After weeks of learning about and experimenting with Arduino boards, students in the D-Tech Academy presented their group projects during Foothill Intervention, Reinforcement, and Enrichment Program (FIRE) on Tuesday, Dec. 8. Ranging from stopwatches and alarm clocks to games of “Simon Says,” teams created their own circuit board projects.
A lot of preparation went into these projects. Students first had to learn the basics of coding and circuit board design.
D-Tech Advisor Kurt Miller introduced the project by allowing students to self-direct themselves through an Arduino “textbook” with instructions. They “went through a bunch of projects from the book that showed them step-by-step processes.”
One group was successful in their endeavors to build an alarm clock.
“It’s basically an alarm clock with a timer and when your head is on the pillow the alarm clock will go, and when you take your head off the pillow, the alarm clock will stop,” junior William Borchard explained.
However, some of the other teams weren’t as successful in completing a fully functional project. Sophomore Aiden Holcomb planned to create a stopwatch.
“It was working at first, [but] some of the circuitry was out of place. A lot of the instructions we used online were incorrect,” Holcomb said.
Sophomore Martin Gama encountered difficulties as well when he couldn’t find a clear example picture to go along with the instructions of his project, which was a thermometer displayed through LED lights.

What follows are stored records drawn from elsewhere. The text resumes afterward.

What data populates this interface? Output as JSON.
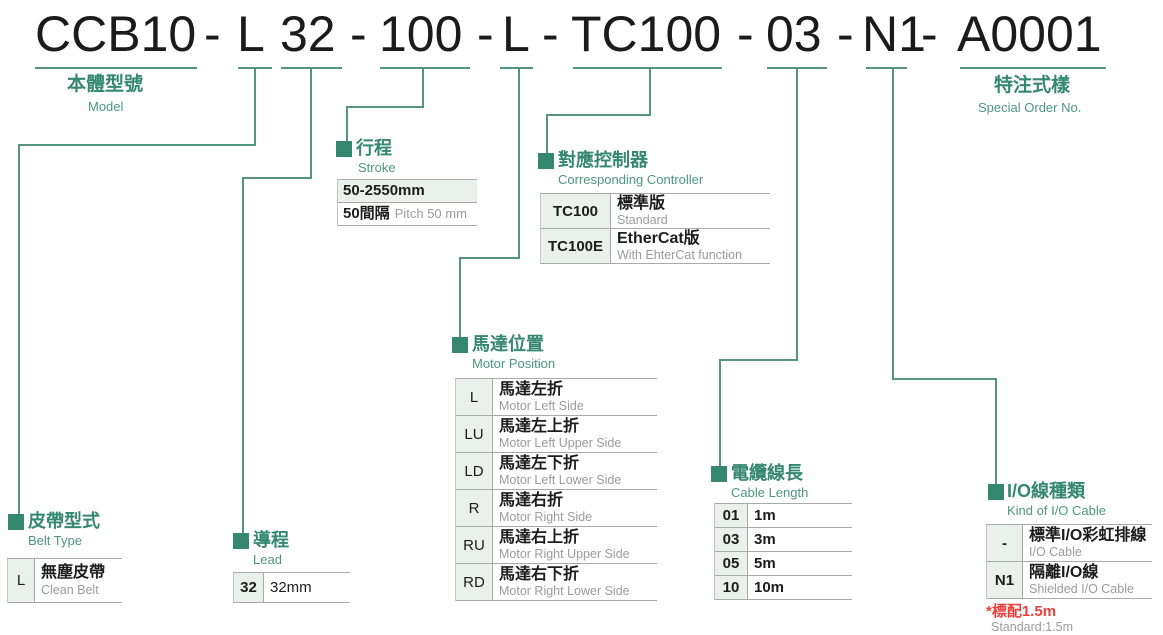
{
  "colors": {
    "accent": "#35886f",
    "line": "#55957e",
    "note_red": "#e9403c"
  },
  "model": {
    "full_text": "CCB10 - L 32 - 100 - L - TC100 - 03 - N1 - A0001",
    "segments": [
      "CCB10",
      "-",
      "L",
      "32",
      "-",
      "100",
      "-",
      "L",
      "-",
      "TC100",
      "-",
      "03",
      "-",
      "N1",
      "-",
      "A0001"
    ]
  },
  "sections": {
    "model": {
      "title_zh": "本體型號",
      "title_en": "Model"
    },
    "belt": {
      "title_zh": "皮帶型式",
      "title_en": "Belt Type",
      "rows": [
        {
          "code": "L",
          "zh": "無塵皮帶",
          "en": "Clean Belt"
        }
      ]
    },
    "lead": {
      "title_zh": "導程",
      "title_en": "Lead",
      "rows": [
        {
          "code": "32",
          "desc": "32mm"
        }
      ]
    },
    "stroke": {
      "title_zh": "行程",
      "title_en": "Stroke",
      "range": "50-2550mm",
      "pitch_zh": "50間隔",
      "pitch_en": "Pitch 50 mm"
    },
    "motor": {
      "title_zh": "馬達位置",
      "title_en": "Motor Position",
      "rows": [
        {
          "code": "L",
          "zh": "馬達左折",
          "en": "Motor Left Side"
        },
        {
          "code": "LU",
          "zh": "馬達左上折",
          "en": "Motor Left Upper Side"
        },
        {
          "code": "LD",
          "zh": "馬達左下折",
          "en": "Motor Left Lower Side"
        },
        {
          "code": "R",
          "zh": "馬達右折",
          "en": "Motor Right Side"
        },
        {
          "code": "RU",
          "zh": "馬達右上折",
          "en": "Motor Right Upper Side"
        },
        {
          "code": "RD",
          "zh": "馬達右下折",
          "en": "Motor Right Lower Side"
        }
      ]
    },
    "controller": {
      "title_zh": "對應控制器",
      "title_en": "Corresponding Controller",
      "rows": [
        {
          "code": "TC100",
          "zh": "標準版",
          "en": "Standard"
        },
        {
          "code": "TC100E",
          "zh": "EtherCat版",
          "en": "With EhterCat function"
        }
      ]
    },
    "cable": {
      "title_zh": "電纜線長",
      "title_en": "Cable Length",
      "rows": [
        {
          "code": "01",
          "desc": "1m"
        },
        {
          "code": "03",
          "desc": "3m"
        },
        {
          "code": "05",
          "desc": "5m"
        },
        {
          "code": "10",
          "desc": "10m"
        }
      ]
    },
    "io": {
      "title_zh": "I/O線種類",
      "title_en": "Kind of I/O Cable",
      "rows": [
        {
          "code": "-",
          "zh": "標準I/O彩虹排線",
          "en": "I/O Cable"
        },
        {
          "code": "N1",
          "zh": "隔離I/O線",
          "en": "Shielded I/O Cable"
        }
      ],
      "note_zh": "*標配1.5m",
      "note_en": "Standard:1.5m"
    },
    "special": {
      "title_zh": "特注式樣",
      "title_en": "Special Order No."
    }
  }
}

Miller took these obstacles as an opportunity to teach students about the importance of detailed documentation when creating prototypes.
Students saw “the limitations of projects posted online, [and] the issues with documentation and schematics. Some of the students have this mentality that they can just, kind of, wiggle their way through it, but when it comes to coding and circuit design, things have to be very precise. That’s one of the things they noticed.”

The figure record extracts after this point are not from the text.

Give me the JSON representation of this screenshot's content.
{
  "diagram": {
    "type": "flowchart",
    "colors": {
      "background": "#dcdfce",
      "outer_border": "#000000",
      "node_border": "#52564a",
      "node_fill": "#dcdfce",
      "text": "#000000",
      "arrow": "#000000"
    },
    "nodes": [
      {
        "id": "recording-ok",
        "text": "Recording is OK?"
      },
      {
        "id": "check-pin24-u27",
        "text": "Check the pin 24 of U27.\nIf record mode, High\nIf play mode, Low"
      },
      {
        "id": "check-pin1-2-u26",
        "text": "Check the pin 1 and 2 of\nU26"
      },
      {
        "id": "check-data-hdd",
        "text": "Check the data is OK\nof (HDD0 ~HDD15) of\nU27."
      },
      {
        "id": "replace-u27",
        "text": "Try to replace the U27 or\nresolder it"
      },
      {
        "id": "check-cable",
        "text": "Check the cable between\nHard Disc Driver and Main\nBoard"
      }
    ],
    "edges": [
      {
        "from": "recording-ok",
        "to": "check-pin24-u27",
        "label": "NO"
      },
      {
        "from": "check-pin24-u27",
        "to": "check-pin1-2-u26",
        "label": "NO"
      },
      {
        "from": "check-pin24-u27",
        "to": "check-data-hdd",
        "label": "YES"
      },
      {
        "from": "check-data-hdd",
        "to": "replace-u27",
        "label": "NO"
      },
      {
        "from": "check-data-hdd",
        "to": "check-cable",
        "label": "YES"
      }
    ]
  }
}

Despite drawbacks in his project, Holcomb enjoyed the opportunity to use Arduinos.
“It was kind of fun to work with these […] Arduinos because it was new. It’s not necessarily something a lot of other schools have, it’s sort of isolated to this one. I haven’t really seen any other high school that works with 3-D printers or Arduinos in our area,” Holcomb said.
Holcomb also said it was fun to just understand how circuitry works, and “to learn how basic electrical engineering is done.”
Overall, Miller believes the project was successful.
“The students learned a lot about electronic circuits. They learned about the limitations of what they can do with electronic circuits and Arduinos.”
“The issues came in the project when they had to kind of figure out the gray areas, when they had to learn their own sort of processes. Some of them were able to do that, and other students not quite as much. So, we’re seeing the limitations in what they know, which is a very important thing. You can’t assume you know everything,” Miller said.
Next, Miller hopes to take on 3-D printing. The students will “learn the principles of 3-D printing and 3-D design,” and then construct their own rockets.